SEBI Officially Withdraws Recognition of Indian Commodity Exchange Ltd (ICEX)
On December 27, 2024, the Securities and Exchange Board of India (SEBI) officially announced the withdrawal of recognition granted to the Indian Commodity Exchange Ltd (ICEX), marking the exchange’s formal exit from the bourse business. This decision follows SEBI’s earlier action in May 2022, when ICEX was derecognized due to its failure to meet minimum net worth requirements, infrastructural deficiencies, and issues highlighted during inspections.
ICEX, based in Surat, Gujarat, was granted permanent recognition in 2009 under the Forward Contracts (Regulation) Act (FCRA). After the merger of the Forward Markets Commission with SEBI in 2015, ICEX became a recognized stock exchange under the Securities Contracts (Regulation) Act (SCRA). However, due to non-compliance, ICEX appealed to the Securities Appellate Tribunal (SAT), which temporarily allowed ICEX to retain recognition while it worked to raise funds and meet SEBI’s regulatory requirements.

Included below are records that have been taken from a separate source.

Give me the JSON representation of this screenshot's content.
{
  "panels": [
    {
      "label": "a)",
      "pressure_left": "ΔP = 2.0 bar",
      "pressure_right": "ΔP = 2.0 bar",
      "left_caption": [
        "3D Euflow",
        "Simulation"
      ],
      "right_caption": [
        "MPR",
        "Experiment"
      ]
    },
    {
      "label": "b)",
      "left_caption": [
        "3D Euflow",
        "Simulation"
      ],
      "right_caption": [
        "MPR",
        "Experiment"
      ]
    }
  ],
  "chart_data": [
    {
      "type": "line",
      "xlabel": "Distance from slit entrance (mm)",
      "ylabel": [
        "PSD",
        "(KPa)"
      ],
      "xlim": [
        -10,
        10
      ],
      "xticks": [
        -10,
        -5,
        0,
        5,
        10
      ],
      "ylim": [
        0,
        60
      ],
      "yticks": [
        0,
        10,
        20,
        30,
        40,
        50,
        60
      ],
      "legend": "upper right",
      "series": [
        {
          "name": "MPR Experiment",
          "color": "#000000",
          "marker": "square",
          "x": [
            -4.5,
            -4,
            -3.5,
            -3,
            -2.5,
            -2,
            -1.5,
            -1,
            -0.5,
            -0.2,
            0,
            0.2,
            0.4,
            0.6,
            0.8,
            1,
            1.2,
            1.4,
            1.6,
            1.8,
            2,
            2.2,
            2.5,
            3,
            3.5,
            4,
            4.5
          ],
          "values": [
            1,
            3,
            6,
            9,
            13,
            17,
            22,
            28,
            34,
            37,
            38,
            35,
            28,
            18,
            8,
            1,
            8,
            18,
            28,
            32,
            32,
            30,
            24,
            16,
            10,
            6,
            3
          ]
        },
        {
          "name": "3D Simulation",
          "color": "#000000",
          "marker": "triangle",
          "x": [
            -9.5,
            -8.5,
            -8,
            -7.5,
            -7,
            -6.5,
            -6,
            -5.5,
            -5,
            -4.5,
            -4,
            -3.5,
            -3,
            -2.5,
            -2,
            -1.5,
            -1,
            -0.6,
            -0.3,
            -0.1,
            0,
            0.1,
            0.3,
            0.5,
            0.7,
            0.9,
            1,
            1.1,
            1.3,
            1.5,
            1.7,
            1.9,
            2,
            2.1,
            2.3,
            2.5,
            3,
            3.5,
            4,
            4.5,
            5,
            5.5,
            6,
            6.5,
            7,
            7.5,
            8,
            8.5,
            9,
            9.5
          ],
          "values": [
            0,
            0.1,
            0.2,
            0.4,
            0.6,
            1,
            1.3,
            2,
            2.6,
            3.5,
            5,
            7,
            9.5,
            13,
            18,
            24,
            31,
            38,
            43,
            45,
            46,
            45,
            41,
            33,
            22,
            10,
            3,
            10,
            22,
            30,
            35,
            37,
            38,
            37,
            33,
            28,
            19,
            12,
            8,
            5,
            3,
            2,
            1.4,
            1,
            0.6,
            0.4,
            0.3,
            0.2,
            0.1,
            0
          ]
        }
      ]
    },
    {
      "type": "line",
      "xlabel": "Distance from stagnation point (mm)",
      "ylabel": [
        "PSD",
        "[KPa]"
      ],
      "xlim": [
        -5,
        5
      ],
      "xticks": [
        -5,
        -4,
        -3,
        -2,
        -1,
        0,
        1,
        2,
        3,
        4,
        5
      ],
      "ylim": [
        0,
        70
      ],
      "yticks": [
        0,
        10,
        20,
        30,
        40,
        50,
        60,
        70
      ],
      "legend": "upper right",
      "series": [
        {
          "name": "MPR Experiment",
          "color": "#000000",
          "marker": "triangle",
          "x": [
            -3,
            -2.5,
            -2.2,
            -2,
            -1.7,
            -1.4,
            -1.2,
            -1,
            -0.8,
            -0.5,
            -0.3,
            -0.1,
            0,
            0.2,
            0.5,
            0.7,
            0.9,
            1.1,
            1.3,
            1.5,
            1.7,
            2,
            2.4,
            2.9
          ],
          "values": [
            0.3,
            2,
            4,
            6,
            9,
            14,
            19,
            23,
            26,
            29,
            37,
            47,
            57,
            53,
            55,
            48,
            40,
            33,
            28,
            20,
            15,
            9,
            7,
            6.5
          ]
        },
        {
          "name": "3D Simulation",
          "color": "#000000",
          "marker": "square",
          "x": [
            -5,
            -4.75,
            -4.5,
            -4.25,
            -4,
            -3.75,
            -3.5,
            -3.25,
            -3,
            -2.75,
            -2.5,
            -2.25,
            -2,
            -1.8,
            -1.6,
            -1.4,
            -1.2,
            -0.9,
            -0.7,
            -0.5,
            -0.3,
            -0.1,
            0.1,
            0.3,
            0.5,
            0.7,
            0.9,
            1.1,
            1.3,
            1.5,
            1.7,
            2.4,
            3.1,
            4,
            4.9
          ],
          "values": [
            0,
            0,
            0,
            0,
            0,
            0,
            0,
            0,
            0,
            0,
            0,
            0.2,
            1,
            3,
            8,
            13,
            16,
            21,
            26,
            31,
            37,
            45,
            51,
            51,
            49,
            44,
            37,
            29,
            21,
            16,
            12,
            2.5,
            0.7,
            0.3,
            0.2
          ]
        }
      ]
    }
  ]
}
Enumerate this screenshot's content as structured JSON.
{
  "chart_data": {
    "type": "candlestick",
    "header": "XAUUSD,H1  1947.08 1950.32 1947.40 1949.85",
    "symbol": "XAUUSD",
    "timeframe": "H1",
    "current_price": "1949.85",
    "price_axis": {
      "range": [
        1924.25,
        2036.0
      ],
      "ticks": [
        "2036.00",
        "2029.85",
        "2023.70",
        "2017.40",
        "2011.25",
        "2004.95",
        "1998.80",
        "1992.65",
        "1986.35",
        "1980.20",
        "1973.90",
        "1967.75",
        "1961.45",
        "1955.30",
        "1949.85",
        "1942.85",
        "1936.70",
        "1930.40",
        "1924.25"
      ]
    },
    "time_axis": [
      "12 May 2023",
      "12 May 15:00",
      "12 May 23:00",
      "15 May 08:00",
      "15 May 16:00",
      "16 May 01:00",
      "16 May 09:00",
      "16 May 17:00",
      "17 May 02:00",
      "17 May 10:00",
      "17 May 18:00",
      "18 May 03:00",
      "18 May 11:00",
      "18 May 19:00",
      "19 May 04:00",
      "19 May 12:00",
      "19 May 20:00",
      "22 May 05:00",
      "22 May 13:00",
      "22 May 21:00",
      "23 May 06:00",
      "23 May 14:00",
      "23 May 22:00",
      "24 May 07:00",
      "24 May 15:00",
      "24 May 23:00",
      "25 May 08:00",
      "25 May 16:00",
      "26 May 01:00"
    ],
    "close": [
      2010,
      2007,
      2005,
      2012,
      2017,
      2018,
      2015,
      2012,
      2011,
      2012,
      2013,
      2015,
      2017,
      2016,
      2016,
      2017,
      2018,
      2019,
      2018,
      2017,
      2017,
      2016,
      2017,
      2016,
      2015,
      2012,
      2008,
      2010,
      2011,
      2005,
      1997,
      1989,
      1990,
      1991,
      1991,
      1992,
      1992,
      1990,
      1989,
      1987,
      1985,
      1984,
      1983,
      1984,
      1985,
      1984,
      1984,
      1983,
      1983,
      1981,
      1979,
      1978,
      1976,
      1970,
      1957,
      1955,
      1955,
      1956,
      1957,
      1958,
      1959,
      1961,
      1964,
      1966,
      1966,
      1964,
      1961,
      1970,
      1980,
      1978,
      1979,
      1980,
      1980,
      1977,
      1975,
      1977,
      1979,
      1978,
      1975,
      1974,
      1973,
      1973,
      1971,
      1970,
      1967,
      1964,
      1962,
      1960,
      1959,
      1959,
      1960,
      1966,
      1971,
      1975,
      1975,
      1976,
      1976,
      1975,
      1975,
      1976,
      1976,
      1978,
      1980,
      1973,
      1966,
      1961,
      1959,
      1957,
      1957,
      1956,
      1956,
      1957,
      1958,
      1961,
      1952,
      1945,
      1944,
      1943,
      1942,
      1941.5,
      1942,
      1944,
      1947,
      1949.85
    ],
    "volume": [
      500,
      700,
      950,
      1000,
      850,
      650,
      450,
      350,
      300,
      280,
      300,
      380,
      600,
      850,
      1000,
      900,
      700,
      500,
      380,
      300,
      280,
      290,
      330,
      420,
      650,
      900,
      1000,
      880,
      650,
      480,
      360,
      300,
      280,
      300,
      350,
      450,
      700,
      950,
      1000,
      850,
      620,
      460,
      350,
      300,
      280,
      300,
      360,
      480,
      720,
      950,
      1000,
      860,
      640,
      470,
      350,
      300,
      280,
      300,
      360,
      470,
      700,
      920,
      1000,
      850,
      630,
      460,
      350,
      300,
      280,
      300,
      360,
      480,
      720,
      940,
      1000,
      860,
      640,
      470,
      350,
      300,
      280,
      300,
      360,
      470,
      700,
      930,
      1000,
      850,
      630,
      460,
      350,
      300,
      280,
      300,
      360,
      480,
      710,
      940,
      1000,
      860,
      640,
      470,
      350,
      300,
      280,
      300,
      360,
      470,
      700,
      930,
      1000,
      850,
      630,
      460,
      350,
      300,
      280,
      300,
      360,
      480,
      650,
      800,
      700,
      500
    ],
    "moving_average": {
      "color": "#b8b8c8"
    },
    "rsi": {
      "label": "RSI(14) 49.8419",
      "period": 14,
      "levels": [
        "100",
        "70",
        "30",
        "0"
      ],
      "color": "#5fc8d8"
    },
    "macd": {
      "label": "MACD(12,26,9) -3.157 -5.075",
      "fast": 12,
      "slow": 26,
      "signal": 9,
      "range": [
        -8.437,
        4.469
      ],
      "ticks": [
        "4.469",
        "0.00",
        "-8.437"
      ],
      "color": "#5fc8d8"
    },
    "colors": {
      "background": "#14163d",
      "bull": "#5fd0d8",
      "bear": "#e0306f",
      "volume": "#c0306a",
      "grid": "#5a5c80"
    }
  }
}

Despite attempts to raise capital, ICEX encountered difficulties due to SEBI’s shareholding cap of 5% for investors in stock exchanges. In response, ICEX requested an increase in the cap to 51% for five years, but SEBI declined the request. ICEX’s shareholders subsequently passed a resolution in May 2023, approving the voluntary surrender of recognition. This set in motion SEBI’s formal exit process.
As part of the exit procedure, ICEX met several regulatory conditions, including submitting a valuation report, ensuring compliance with tax obligations under the Income Tax Act, and maintaining a database of past transactions. SEBI also required ICEX to change its name and refrain from using the term “stock exchange.” The exchange confirmed that it had no undisclosed third-party liabilities and would take responsibility for any future financial claims.
This move reflects ongoing regulatory scrutiny and consolidation within India’s commodity exchange sector.